With the fall of communism, some five years later, Bulgaria struggled to regain its status and revitalize its wine industry. This hasn’t been easy. Because so many people fled Bulgaria during communism, the process of identifying and returning the land to owners before communism was complicated. Even today, vast swaths of land in ideal agricultural areas remain uncultivated and barren, if not abandoned. Mostly, winegrowers did not make wine. So rather than focus on harvesting vines at optimum ripeness for winemaking, they harvested them too soon for fear of bad weather destroying the fruit. This, among other factors, resulted in a shortage of quality grapes, which created fierce competition and even theft of grapes. So during the first ten years after communism, Bulgarian wines were barely drinkable — lean, green, and under-ripe.
After Bulgaria’s admission to the EU in 2007, economic programs offered growers and wineries funding for up to 50% of the investment required. Over the next ten years, Bulgaria’s wine industry matured as vineyards came online, and winemakers experimented and embraced the notion of terroir-driven, organic, and blended wines.
Established in 2005 to address European Law, Bulgaria currently recognizes just two PGIs. (map courtesy of Marin Atanasov and Brand Marketing Organization World Wines)
In 2007, Bulgaria designated two protected geographical indications (PGI) and 52 protected designations of origin to comply with European Union law. Marin agrees that the current classification of just two PGIs is contentious. Those regions do not appear to be based on any research or science. In looking at a map of Bulgaria and its two PGIs, it seems as if someone drew a horizontal line across the center of the country.

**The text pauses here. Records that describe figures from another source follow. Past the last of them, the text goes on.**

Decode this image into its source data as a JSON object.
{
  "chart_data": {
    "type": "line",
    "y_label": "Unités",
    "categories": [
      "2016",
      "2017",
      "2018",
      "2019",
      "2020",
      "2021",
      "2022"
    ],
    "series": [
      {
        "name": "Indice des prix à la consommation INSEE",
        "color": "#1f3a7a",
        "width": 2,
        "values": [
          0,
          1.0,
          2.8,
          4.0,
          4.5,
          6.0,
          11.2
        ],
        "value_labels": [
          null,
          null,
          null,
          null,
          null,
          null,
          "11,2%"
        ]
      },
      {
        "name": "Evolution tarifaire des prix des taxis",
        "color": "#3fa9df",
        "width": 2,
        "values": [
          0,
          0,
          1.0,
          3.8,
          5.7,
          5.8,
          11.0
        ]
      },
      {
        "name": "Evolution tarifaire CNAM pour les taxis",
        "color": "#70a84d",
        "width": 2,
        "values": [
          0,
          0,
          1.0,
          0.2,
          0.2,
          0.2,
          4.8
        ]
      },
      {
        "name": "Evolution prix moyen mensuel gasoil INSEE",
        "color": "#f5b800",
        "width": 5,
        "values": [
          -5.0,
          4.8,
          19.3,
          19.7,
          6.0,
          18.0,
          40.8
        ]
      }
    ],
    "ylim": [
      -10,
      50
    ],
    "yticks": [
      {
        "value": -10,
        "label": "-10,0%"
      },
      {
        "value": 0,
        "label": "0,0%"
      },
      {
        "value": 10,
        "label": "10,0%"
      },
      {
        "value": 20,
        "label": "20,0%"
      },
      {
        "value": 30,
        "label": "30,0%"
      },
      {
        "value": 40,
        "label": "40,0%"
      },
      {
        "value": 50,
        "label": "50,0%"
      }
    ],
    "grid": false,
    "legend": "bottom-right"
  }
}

As for the considerable amount of PDOs, only Spain, Italy, and France recognize more than Bulgaria. Those countries have more developed wine industries, and wineries use PDO classifications on labels to communicate the distinctness of its wines based on uniqueness defined by place or terroir. However, in Bulgaria, practically nobody uses PDO classifications on labels.
Marin tells me most winemakers recognize distinct differences in the five regional designations established before Bulgaria ascended into the EU. Some propose that Bulgaria renew the prior designations, while others propose an even more detailed vision of nine PGIs.
“The Bulgarian wine map is in transition,” says Marin. “I think we are moving from a micro to a macro phase,” he says. “I expect it will get more detailed soon.”
Despite its tumultuous past, Bulgaria's wine industry is making a comeback. In the last ten years, vineyards have come online, and winemakers are experimenting with terroir-driven, organic, and blended wines. The Bulgarian wine map is in transition, and I expect to see more detailed classifications in the future. As I explored the country, with each wine I tasted and winemaker I chatted with, it’s evident that Bulgaria’s wine business is in transition and growing. There’s no doubt that Bulgaria has a rich history of winemaking dating back thousands of years. The evolution of the wine business since the fall of communism is fascinating. It hasn’t been easy for today’s vineyard managers, winery owners, and winemakers to transition from that legacy. It took some entrepreneurs ten and even twenty years to purchase sufficient contiguous plots of land to plant new vineyards. As those vineyards mature, especially in the last ten years, it’s clear Bulgaria is writing a new chapter in its winemaking history.
Take note of the wines from Bulgaria and its neighboring Eastern-bloc countries. Welcome to the "new" old world of wine.